The CDC has maintained that the prescribing limits in the original guideline (MMWR Recomm Rep 2016;65[RR-1]:1-49) were never a mandate or hard restriction.

“The guideline is a clinical tool to improve communication between clinicians and patients and empower them to make informed decisions about safe and effective pain care,” Jones said. “The recommendations are voluntary and provide flexibility to clinicians and patients to support individualized, patient-centered care.
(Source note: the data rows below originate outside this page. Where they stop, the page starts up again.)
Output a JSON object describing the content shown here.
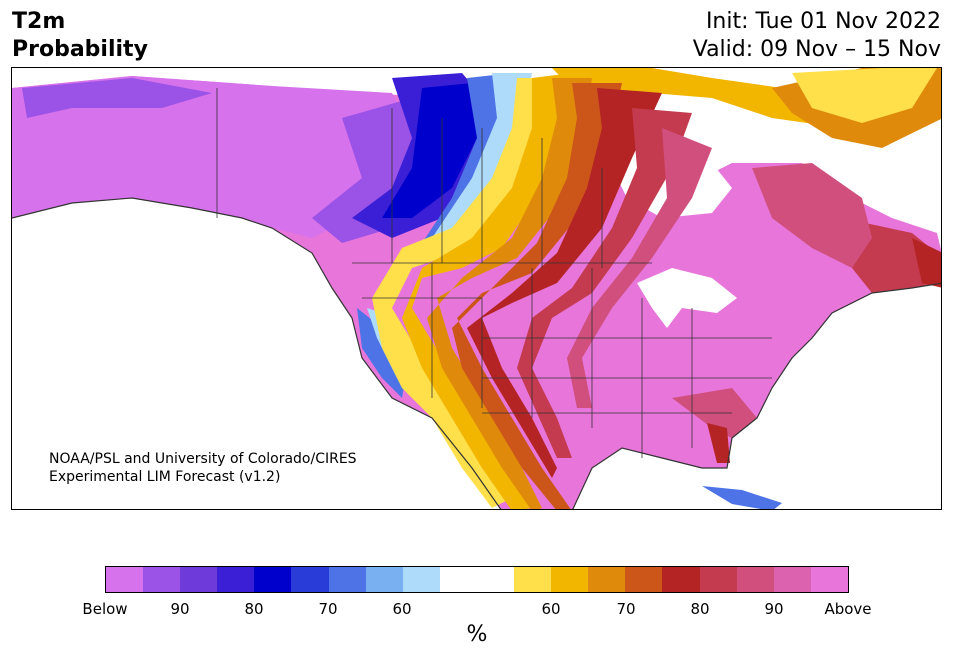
{
  "header": {
    "title_line1": "T2m",
    "title_line2": "Probability",
    "init_text": "Init: Tue 01 Nov 2022",
    "valid_text": "Valid: 09 Nov – 15 Nov"
  },
  "credit": {
    "line1": "NOAA/PSL and University of Colorado/CIRES",
    "line2": "Experimental LIM Forecast (v1.2)"
  },
  "colorbar": {
    "colors": [
      "#d672ec",
      "#9b52e6",
      "#6e3ad9",
      "#3a1fd6",
      "#0000cc",
      "#2a3cd8",
      "#4d73e6",
      "#79b0f1",
      "#aedbfa",
      "#ffffff",
      "#ffffff",
      "#ffe04a",
      "#f2b500",
      "#e08a0c",
      "#cc5519",
      "#b42424",
      "#c43a4f",
      "#d04f7c",
      "#dc62b0",
      "#e876da"
    ],
    "tick_labels": [
      "Below",
      "90",
      "80",
      "70",
      "60",
      "60",
      "70",
      "80",
      "90",
      "Above"
    ],
    "units": "%"
  },
  "map_colors": {
    "below_extreme": "#d672ec",
    "below_90": "#9b52e6",
    "below_80": "#3a1fd6",
    "below_75": "#0000cc",
    "below_70": "#4d73e6",
    "below_60": "#aedbfa",
    "neutral": "#ffffff",
    "above_55": "#ffe04a",
    "above_60": "#f2b500",
    "above_65": "#e08a0c",
    "above_70": "#cc5519",
    "above_80": "#b42424",
    "above_85": "#c43a4f",
    "above_90": "#d04f7c",
    "above_extreme": "#e876da",
    "borders": "#333333"
  }
}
They should not be used as an inflexible, one-size-fits-all policy or law or applied as a rigid standard of care or to replace clinical judgment about personalized treatment.”

“The science on pain care has advanced over the past six years,” said Debbie Dowell, MD, MPH, the chief clinical research officer for the CDC’s Division of Overdose Prevention, in a press statement, adding that through the update process the CDC has listened to the perspective of patients, caregivers and clinicians. “We’ve been able to improve and expand our recommendations by incorporating new data with a better understanding of people’s lived experiences and the challenges they face when managing pain and pain care.” 

Jones agreed, stating, “Our hope is that this new guideline is fueled by new research, and the human stories we heard.” 

In response to questions regarding whether the 2016 guideline was misapplied by legislative bodies in various states—leading to pain patients denied appropriate opioid-related pain care—Jones said, “I want to be very clear: If policies are put in place that are one size fits all, that is inconsistent with the scope of this guideline. Operationally, if people use it as justification [to restrict care] we will monitor that and see it as an educational opportunity.” The CDC plans to partner with clinical organizations to monitor negative effects of the guideline, he said.

Jones said it is not the aim of the guideline to focus on the illicit drugs that are fueling the ongoing opioid crisis, but added that work is happening across government today to curb illicit opioid use.   

"Illicitly manufactured fentanyl, or IMF, analogs are a leading contributor to the opioid crisis," said Joseph V. Pergolizzi, Jr., MD. "Public health educational efforts need to address this."

‘Time Will Tell’
“I think it is important to remember that the goal of the guideline was to reduce the number of overdose deaths,” said Lynn R. Webster, MD, FACPM, FASAM. “The CDC believed this would be best accomplished by reducing the supply or amount prescribed. It hasn’t worked out that way.”  

Rather, he said, while opioid prescribing has dropped precipitously over a decade, opioid overdoses have skyrocketed, largely from illicit, nonprescription opioids. “The CDC should now focus on the cause of most opioid-related overdose deaths, which is to address the social and economic factors that create the demand for so many Americans to escape the pain of living,” he said. 

Webster, who was critical of the 2016 guideline when it was released, called the revised version an improvement. The important change, he said, is the removal of an artificial 90 morphine milligram equivalent (MME) dose threshold, which he said was all too often mistaken for a mandate.  

But he worries that something similar could happen with the 50-MME threshold the CDC kept “to signify a dose to pause and reassess benefits versus risks,” largely because it is not contained in the text of an actual recommendation, but rather under things to consider during implementation. Moreover, the The Opioid Working Group (a Federal Advisory Committee created in 2019) has stated a threshold of at least  50 MME per day is still “arbitrary,” Webster said.

“I recently testified in the defense of a physician criminally charged for violation of the Controlled Substances Act,” said Webster, a senior fellow at the Center for U.S. Policy in Washington, D.C., in an email. “A major argument against the doctor was that he exceeded the 2016 CDC-recommended 90 MME [threshold]. I fear that just mentioning 50 MME in the guideline will now be used to criminalize prescribing by the government at even a lower dose than the 90 MME [threshold]. Time will tell.”